Having already initiated the process that led to the Leveson enquiry, The Guardian continues to cling nobly to some notion of the British public interest by shining a torch on many of the worst corporate fantasies, back-room deals and brand-led corruptions of the 2012 Olympics. This latest story about how Visa will have a monopoly on the supply of money at the Olympics site represents a new level of crassly autarchic mega-managerialism. The promise of a 'cashless Olympics' is eery and sinister, given the £11bn that the project is costing, and the desperate attempts to claw some of this back through forcing ticket-holders into shopping malls and accepting sponsorship from any corporation willing to pay.
When even money itself becomes an object of branding and privatisation, you get the feeling that an entire model of political economy is in the process of devouring itself. Money has always been a central problem for neoliberalism, which neoliberals have sought to deal with through limiting its supply (monetarism), returning it to the gold standard or (for those at the more wacky libertarian end) privatising through the abolition of central banks. Money has a relational and public quality that presents a paradox for those seeking to make everything for sale. Should money itself be for sale? The dismantling of Bretton Woods in 1971, and the rise of credit securitisation show how this might be done. The problem is that, as a result, we have lost any stable, 'priceless' barometer through which to asses value. As I argued in this New Statesman piece, "The current crisis is not simply a "market failure", in which prices are not functioning properly, but a profound loss of faith in money's capacity to tell the truth." What I haven't heard of before is the notion that the money supply be simultaneously privatised and monopolised, as will occur in a small god-forsaken corner of East London for 2 weeks this August. It's like a gross, corporate version of the Brixton Pound.

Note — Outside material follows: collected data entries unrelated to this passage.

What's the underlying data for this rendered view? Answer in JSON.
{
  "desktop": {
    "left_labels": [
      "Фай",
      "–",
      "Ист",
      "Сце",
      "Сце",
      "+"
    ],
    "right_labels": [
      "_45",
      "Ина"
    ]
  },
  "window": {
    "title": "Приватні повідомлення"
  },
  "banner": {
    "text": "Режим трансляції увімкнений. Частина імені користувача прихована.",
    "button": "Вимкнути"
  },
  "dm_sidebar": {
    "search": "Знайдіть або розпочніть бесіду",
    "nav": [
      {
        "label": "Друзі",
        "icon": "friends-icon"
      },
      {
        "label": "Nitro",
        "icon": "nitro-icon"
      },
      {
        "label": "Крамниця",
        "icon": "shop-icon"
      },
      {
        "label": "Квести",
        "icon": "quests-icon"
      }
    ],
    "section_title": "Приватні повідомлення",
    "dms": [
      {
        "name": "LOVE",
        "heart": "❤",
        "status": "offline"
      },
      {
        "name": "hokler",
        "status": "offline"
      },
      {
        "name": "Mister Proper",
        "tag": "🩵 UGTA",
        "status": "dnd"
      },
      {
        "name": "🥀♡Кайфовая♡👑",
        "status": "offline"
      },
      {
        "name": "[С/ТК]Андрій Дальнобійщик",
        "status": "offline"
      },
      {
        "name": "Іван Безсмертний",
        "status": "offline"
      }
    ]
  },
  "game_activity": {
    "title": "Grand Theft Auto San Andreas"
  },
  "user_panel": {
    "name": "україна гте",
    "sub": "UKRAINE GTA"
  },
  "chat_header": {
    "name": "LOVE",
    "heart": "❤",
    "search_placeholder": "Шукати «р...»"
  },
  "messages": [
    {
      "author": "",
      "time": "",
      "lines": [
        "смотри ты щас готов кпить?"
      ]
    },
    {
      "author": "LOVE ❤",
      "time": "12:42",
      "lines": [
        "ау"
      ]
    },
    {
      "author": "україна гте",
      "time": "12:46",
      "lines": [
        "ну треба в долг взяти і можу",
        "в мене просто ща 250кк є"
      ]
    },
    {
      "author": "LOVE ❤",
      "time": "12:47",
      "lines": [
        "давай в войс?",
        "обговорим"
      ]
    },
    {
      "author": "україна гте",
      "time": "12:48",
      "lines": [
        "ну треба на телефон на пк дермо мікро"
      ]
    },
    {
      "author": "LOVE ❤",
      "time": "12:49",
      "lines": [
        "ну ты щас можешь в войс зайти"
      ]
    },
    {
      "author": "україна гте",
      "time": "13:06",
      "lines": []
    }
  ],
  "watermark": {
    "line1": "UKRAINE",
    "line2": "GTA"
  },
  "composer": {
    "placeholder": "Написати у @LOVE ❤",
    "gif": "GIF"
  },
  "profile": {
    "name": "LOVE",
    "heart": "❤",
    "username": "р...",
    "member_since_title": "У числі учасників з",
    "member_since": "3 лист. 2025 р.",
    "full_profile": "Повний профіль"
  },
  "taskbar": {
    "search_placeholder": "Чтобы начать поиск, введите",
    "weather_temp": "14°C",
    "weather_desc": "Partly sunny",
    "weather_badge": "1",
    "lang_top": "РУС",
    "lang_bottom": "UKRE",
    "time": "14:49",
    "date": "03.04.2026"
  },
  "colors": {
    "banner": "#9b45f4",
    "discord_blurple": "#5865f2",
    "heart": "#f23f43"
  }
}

We need to rediscover the emancipatory and subversive potential of dirty, anonymous, paper cash. The cash that transfixed Georg Simmel. The fungibility that attracted Hayek. The bank notes kept in large bundles in the back of dodgy-looking BMWs. The dollar bills that pile up on New York bars as tips. Cash has a liquidity that defies corporate management, and irritates the marketing industry, to the point where they try to ban cash-payers from certain entertainment venues or services. I've written more about this 'liberal defence of money' here.
What exactly does:
"Money has always been a central problem for neoliberalism, which neoliberals have sought to deal with through limiting its supply (monetarism)"
Mean. Because it reads like gibberish.
Posted by: bkmacd | June 01, 2012 at 09:54 PM
That monetarism sought to target a particular level of money supply, in order to reduce inflation. Am I wrong?
Posted by: Will Davies | June 02, 2012 at 11:55 AM
eh. more a particular rate of chance of the money supply, which has now been expanded into targeting a particular expectation of a particular rate of change...
It's just a really strange and narrow way of looking at monetarism. It's sorta like saying that Einstein's Theory of General Relativity was always a core problem to Mid-Century Anthropologists. I mean, maybe they're related, but neither is really core to the other.
I just don't see how money is a central problem for neoliberalism, insofar as the medium of exchange and account has been around for way longer than that.
It isn't like there is a cohent Liberal philosophy of money that stands in opposition to the idea that the money supply is really important for determining aggregate economic activity.